The greatest strain has been the time spent by Air Force personnel away from their families. During the cold war, US forces in Europe were generally kept close to their home bases. Because there are now fewer bases, troops have to travel farther. Peacekeeping missions in countries on the fringes of Europe keep some units away from base up to 140 days out of the year.

''I accept the fact that I have got to go,'' said Capt. Darrel Ekstrom, an F-16 pilot. ''But it puts a lot of stress on family members.''

After a couple of years of adjusting, however, officers say the situation is beginning to stabilize. ''When you're doing it on a daily basis, you can't help but become more proficient,'' said Lt. Col. Leonard Temoney, ''but we're still stretched very thin.''

Any more cuts, Jamerson and others say, and preparedness and effectiveness could be impaired.

''It's already down to the bone. Any more cuts and you'll be cutting bone,'' said Sgt. Steven Schenck, who helps maintain fighter jets. ''Sooner or later, we'll probably have to go up in spending because the equipment is wearing out.''

The heavy workload is also raising concern among commanders about retaining experienced personnel, as well as recruiting new people.

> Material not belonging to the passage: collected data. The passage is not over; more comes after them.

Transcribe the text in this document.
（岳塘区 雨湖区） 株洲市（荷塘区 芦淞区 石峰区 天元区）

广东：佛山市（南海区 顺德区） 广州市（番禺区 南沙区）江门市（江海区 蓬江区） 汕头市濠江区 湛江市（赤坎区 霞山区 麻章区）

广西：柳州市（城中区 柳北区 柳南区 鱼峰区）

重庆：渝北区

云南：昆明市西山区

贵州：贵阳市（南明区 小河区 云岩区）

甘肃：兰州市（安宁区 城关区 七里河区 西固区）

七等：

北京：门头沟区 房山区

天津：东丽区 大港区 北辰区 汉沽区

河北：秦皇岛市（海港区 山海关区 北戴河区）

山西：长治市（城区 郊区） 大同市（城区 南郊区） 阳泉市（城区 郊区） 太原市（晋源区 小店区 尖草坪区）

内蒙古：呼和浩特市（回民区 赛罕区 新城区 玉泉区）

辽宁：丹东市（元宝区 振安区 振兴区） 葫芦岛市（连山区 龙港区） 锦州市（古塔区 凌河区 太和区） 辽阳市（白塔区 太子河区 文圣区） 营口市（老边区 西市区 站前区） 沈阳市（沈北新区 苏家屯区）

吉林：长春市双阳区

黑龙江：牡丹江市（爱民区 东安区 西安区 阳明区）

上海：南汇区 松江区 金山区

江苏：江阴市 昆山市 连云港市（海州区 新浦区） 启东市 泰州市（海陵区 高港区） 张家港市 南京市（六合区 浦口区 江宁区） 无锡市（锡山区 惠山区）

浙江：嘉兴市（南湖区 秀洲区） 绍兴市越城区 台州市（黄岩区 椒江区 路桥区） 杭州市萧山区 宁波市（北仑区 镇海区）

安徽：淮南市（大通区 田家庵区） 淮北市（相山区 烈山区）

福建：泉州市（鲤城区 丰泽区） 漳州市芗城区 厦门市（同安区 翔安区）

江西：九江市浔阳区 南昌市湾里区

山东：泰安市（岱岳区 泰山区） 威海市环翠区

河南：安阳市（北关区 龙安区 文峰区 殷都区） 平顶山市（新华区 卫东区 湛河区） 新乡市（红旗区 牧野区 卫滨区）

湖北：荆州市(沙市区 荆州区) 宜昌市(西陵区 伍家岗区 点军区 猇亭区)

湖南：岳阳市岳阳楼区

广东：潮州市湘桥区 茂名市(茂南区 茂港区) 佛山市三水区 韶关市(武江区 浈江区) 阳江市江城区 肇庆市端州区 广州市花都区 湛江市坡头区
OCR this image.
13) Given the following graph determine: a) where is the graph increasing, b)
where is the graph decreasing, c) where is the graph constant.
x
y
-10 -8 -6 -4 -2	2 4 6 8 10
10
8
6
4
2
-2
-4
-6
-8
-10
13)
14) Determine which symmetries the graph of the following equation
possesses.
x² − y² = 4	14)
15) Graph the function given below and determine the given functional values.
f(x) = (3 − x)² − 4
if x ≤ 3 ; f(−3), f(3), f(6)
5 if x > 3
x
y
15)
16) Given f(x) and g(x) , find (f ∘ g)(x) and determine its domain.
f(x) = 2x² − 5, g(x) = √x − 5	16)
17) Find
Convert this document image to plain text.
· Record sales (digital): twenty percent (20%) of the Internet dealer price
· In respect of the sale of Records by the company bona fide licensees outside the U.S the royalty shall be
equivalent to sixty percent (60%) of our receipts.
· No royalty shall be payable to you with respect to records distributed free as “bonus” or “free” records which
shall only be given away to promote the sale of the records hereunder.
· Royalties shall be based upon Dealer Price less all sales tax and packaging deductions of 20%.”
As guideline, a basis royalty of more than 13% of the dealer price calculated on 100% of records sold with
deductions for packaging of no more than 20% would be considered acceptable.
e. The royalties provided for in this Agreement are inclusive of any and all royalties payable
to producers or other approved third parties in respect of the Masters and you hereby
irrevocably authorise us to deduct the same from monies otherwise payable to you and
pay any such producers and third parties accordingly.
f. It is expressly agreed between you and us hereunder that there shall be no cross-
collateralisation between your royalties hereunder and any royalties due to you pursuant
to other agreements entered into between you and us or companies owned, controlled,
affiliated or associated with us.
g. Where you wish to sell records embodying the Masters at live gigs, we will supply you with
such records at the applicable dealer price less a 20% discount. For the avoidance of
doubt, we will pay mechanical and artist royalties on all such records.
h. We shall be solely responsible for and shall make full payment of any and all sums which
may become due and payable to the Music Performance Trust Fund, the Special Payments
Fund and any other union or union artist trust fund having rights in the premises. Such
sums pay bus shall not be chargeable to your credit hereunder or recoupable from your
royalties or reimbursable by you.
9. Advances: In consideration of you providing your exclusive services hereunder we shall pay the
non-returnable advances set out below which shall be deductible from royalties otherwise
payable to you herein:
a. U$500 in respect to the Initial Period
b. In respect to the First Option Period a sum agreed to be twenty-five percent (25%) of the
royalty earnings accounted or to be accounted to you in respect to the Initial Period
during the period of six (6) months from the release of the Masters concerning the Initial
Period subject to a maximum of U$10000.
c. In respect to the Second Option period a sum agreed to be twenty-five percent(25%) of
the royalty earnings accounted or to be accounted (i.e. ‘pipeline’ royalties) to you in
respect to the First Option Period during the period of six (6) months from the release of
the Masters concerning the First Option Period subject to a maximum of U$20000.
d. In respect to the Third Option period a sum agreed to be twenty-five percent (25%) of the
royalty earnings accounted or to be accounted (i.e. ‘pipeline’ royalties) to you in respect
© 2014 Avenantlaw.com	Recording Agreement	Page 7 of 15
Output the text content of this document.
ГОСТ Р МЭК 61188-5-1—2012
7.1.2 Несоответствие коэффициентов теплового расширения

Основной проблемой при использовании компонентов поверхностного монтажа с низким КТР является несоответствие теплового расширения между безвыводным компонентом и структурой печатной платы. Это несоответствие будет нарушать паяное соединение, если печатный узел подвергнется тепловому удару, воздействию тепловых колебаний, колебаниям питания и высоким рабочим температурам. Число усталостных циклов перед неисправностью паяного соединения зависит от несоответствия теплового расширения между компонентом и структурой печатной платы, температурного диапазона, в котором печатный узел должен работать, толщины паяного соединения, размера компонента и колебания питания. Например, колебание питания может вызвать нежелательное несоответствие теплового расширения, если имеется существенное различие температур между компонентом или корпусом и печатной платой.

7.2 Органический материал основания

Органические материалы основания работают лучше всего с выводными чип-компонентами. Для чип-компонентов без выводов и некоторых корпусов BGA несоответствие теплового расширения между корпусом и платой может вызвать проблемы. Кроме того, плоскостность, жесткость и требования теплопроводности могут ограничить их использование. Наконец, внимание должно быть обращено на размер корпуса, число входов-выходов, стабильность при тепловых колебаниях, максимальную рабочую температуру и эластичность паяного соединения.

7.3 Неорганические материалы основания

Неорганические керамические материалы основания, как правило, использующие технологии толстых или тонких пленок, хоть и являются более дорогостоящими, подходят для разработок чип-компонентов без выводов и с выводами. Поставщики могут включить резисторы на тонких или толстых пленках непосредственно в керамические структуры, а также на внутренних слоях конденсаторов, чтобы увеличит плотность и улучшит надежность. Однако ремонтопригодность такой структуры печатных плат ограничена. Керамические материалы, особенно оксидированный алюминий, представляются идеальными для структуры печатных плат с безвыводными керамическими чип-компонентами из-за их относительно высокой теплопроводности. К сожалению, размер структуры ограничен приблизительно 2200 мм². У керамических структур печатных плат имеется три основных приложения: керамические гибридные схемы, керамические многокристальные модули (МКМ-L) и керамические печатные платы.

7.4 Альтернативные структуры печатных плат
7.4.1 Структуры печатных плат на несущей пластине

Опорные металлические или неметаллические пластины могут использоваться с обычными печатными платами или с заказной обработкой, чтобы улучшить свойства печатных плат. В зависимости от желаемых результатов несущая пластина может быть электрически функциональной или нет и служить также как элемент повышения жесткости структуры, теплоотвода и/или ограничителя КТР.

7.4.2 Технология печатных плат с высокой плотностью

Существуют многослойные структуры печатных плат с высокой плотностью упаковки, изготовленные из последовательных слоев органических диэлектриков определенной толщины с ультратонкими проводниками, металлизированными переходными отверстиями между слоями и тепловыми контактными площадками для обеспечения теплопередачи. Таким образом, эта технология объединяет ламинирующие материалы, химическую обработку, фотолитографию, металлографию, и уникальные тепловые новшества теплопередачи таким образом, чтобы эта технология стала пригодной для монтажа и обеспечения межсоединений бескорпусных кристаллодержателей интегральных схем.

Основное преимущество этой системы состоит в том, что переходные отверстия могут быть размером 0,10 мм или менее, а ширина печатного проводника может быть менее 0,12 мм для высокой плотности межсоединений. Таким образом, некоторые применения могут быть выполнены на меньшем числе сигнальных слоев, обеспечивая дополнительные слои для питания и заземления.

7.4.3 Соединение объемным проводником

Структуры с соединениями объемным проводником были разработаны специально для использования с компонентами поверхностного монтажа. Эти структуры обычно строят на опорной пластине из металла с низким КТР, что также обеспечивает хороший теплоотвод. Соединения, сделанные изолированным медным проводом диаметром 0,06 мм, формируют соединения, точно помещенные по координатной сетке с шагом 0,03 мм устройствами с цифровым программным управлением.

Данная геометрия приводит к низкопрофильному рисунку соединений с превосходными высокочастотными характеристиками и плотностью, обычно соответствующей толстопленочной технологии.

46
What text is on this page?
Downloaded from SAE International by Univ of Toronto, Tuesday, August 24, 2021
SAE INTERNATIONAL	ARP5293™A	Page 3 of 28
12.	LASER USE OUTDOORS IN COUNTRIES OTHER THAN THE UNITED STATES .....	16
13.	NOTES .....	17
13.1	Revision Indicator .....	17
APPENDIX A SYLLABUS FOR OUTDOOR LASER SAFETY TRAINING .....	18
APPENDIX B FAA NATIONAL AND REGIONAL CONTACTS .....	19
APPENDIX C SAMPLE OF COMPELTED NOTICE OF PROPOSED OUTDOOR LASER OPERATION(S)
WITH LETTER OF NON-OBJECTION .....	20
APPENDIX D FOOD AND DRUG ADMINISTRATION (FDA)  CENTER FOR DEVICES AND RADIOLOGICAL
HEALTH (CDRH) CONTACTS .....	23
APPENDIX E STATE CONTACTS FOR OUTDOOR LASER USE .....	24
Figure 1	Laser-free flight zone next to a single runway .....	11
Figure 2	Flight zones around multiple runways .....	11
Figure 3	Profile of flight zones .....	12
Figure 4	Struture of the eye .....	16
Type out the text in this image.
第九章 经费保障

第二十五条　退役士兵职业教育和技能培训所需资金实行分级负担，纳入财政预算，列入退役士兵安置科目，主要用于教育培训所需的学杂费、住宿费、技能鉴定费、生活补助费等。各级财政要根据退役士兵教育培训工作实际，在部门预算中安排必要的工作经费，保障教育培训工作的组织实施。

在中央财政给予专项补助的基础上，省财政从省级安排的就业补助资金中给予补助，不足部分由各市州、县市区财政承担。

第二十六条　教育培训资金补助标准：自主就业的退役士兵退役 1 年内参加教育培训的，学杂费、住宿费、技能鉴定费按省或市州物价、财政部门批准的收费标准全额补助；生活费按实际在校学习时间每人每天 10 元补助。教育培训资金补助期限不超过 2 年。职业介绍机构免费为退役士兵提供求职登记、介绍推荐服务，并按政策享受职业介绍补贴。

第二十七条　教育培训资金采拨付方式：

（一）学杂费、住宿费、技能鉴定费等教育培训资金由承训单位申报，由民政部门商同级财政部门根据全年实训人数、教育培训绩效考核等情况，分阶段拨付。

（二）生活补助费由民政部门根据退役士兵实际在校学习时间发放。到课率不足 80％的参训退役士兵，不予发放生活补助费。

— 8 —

Sergeant Schenk, a 24-year veteran, said if he had to make an immediate decision to reenlist, he would ''probably stay in and tough it.''

''But in two years, if the tempo doesn't reduce, I might think about it,'' he said of retirement.

Looking at the bases in Germany, the Air Force doesn't seem to be suffering too greatly. Both Spangdahlem and Ramstein have their own Burger Kings and golf courses.

But most say looks are misleading. There is little time now to enjoy creature comforts, they say. ''When I have a day off, all I want to do is vegetate,'' said Captain Ekstrom, the pilot.